Our site was in Benderloch about 8 miles from Oban and we spent 2 weeks here. Just a short walk down a track and we were on the beach at Tralee Bay. Large sweep of sand & pebbles and a perfect place for Neil to get his paddle board out – which he did a few times. Convenient for after dinner walks, morning walks, afternoon walks …….
Oban was a nice town. Busy with the ferry terminal and train station but a nice range of shops right on the harbour front and places of interest. We visited Oban a few times.

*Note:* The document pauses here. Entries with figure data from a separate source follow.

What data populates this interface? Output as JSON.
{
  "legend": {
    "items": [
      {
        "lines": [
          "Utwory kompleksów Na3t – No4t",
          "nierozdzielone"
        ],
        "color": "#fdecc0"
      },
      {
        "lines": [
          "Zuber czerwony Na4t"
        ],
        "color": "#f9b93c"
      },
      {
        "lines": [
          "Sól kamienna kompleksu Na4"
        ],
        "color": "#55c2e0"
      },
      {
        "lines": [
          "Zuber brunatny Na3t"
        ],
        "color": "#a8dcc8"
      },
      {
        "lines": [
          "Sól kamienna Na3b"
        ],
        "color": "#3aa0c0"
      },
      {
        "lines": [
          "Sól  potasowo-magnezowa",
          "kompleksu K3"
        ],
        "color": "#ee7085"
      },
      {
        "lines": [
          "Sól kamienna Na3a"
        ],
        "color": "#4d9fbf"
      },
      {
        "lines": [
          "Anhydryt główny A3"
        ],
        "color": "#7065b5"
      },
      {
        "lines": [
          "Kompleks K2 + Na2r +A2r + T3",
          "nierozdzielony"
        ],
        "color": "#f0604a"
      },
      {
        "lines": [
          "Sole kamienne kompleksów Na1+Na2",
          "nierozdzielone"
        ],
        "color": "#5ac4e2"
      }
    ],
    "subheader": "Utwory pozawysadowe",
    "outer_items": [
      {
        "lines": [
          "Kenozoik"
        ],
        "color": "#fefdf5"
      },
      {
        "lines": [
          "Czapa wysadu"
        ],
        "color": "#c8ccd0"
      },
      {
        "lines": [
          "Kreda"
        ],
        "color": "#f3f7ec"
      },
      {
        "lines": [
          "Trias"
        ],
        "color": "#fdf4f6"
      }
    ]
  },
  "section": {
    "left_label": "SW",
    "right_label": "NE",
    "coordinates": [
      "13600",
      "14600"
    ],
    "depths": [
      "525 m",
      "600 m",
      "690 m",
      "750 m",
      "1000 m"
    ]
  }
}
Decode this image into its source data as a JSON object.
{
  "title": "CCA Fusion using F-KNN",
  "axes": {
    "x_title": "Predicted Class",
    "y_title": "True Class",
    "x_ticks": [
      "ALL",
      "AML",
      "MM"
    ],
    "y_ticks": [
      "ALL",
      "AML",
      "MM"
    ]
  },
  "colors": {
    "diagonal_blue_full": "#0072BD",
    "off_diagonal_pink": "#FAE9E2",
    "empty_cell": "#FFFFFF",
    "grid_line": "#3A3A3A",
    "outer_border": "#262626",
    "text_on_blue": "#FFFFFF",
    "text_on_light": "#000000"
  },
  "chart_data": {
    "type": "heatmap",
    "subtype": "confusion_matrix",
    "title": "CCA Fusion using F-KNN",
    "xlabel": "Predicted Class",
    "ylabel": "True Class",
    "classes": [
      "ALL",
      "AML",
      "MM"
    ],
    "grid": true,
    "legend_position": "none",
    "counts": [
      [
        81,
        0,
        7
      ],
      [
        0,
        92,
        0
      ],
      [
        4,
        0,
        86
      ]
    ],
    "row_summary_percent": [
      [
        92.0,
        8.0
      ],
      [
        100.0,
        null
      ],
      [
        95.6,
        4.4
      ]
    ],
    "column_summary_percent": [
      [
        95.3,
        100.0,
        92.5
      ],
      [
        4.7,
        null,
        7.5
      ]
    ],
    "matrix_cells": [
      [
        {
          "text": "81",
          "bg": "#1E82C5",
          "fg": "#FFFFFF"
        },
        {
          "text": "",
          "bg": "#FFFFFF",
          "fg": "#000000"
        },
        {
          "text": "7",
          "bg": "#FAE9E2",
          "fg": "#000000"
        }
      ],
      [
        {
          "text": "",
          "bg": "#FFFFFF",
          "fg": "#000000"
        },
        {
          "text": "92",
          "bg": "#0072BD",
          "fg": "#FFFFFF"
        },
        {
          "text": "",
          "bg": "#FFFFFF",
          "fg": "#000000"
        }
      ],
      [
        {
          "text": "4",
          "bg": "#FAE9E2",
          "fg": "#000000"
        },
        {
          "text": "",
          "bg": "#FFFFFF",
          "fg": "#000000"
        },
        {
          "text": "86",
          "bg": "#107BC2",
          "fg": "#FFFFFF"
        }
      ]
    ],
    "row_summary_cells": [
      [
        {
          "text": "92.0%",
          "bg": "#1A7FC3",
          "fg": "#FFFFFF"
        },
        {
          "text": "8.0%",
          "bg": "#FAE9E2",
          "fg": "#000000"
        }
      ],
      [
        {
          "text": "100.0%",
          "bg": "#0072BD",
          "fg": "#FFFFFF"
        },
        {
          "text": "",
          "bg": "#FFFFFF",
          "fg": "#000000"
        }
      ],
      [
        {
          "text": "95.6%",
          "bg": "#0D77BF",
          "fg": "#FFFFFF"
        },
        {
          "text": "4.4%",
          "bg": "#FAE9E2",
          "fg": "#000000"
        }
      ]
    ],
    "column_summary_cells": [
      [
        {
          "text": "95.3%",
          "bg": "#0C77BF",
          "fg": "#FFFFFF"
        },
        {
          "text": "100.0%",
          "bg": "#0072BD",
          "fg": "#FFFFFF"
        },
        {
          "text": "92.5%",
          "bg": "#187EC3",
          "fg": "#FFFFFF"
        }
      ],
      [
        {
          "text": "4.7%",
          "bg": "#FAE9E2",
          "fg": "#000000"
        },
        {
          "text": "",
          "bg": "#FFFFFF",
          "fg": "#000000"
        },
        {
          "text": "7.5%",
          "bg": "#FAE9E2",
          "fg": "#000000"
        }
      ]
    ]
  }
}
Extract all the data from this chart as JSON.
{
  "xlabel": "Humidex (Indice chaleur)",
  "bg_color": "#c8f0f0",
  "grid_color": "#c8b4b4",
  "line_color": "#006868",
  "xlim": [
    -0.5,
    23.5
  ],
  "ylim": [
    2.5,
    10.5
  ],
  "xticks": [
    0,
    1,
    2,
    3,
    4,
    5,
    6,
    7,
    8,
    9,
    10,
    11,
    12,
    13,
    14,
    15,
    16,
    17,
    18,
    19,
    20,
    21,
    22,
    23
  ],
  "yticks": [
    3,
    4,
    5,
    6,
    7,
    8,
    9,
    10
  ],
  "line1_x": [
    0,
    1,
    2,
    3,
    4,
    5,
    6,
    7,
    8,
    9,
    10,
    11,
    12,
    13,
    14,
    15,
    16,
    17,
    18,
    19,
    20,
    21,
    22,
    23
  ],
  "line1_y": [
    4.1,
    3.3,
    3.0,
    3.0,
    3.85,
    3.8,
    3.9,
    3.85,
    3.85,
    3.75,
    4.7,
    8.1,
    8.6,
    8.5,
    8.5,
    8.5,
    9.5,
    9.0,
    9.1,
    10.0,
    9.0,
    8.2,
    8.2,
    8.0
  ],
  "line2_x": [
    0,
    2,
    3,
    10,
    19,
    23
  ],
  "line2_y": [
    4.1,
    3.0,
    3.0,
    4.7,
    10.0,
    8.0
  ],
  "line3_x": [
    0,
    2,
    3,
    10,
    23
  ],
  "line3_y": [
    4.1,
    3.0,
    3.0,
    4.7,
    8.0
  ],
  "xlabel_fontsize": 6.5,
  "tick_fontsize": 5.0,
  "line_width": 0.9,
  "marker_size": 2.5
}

One of the benefits of being near Oban is it is the main ferry port to the Isle of Mull and we planned an overnight stay in Tobermory, the main town on the Isle. Whilst it doesn’t look a very big island, there are very few roads and 90% of those are single track with passing places. Living in Cornwall, we are used to single track roads and these roads were more pleasant to drive as they were mainly open, without the high sided walls that most Cornish lanes have which obscure the view of oncoming traffic and the landscape. The passing places were frequent and we headed across towards the Isle of Iona. We had a good day weather wise with a mainly sunny sky and no rain.
I had looked on-line before hand for yarn stores on the Isle and found that the Ardanalish Weaving Mill was on the way to Iona. Well a turn off the main road and a few miles off the way but pleased we went as I had a good potter around the mill and store and came away with a purchase or two. We also had our lunch there – venison pasty and cake washed down with coffee which was unexpected but welcome as we arrived at 1pm and hadn’t packed a picnic. The views from the yard outside the mill to the Isle of Jura were again – wow.
The trip from the ferry terminal on Mull to Iona had been stunning. We continually repeated “wow” and “impressive” as we drove along the south road, We crossed to Iona on the ferry by foot and walked up to the Abbey. We had a couple of hours on the island exploring the Abbey, Nunnery and craft shops before heading back for what was going to be at least a 2 hour drive to Tobermory and our b&b for the night. We chose to drive a more scenic route that we had been told wouldn’t take us much longer than returning on the route we had come. I briefly saw otters on one section of the a loch. In fact otters and eagles are common to spot although that was all the wildlife we did see if you don’t count the herd of cattle heading towards us on the single track road. More “wows” as we took in the scenery.
The bed and breakfast we stayed in Tobermory was lovely. Just a short walk downhill (which naturally made going back uphill, very Cornish) to Tobermory. Some of you may know Tobermory as the town used in the UK children’s programme, Balamory. The womble, Tobermory, was named after the town. Tobermory is very quaint and pretty. The sweep of houses running along the shoreline with just a narrow road between them and the sea wall. Many of the houses are painted in bright colours. After our evening meal we walked along the front and admired the crystal clear water over white sand near a slipway. It could almost be the Caribbean!
On our second day, the weather was cloudier with occasional showers and visibility not quite so good although this changed with the showers. We took the road around the top of the island and explored that side of the island. There are so few roads that it is a case of when you have started a journey on a road you are committed or have to turn around to come back the way you have come.
We really liked Mull. It had a nice feel. Tobermory is the main town but didn’t feel busy and we enjoyed our potter around the shops before we left.
Naturally we visited some castles. Like Wales, Scotland doesn’t seem short of a castle or two. We went to Dunstaffnage Castle which is on the way into Oban from Benderloch and Dunollie Castle which overlooks the entrance to the harbour at Oban. I do like a mooch around a castle.
Having joined the National Trust for Scotland when we visited Culzean Castle near Ayr, I was pleased to find Arduaine Gardens was not far and a NT site. They were lovely gardens and, as we had come to expect, had fantastic views across lochs to some of the Inner Hebrides islands. We ate lunch at the hotel near the garden entrance and I had the biggest serving of Moules Marinereres I’ve ever had. In fact too many really. I shelled them all but didn’t manage to eat them all or the broth. Neil had the Cullen Skink. Delicious.
We crossed the Atlantic! I repeat, we crossed the Atlantic! Not on a boat but over the Clachan bridge. The bridge links the Scottish mainland to the Isle of Seil.
Whilst we were at Benderloch we walked the beach, explored the local area, Neil got out on his SUP a number of times and we cycled quite a bit. The road the site was on was a single track that only led to dead ends on the loch side and was not a through route so the roads were very quiet and as we were down at sea level, mainly flat. At the end of the road where it joined the main road was one of the National cycle tracks, Nr 78. This ran in both directions to Fort William and towards Oban with the parts we cycled mainly following the old railway line so the path was not on the road but a shared cycle/walkway and right along the shore line. It was pleasant cycling with great views and no stress of cycling on roads.
We both really liked the area and enjoyed our 2 weeks but we were ready to move onwards and northwards to the Highlands for real.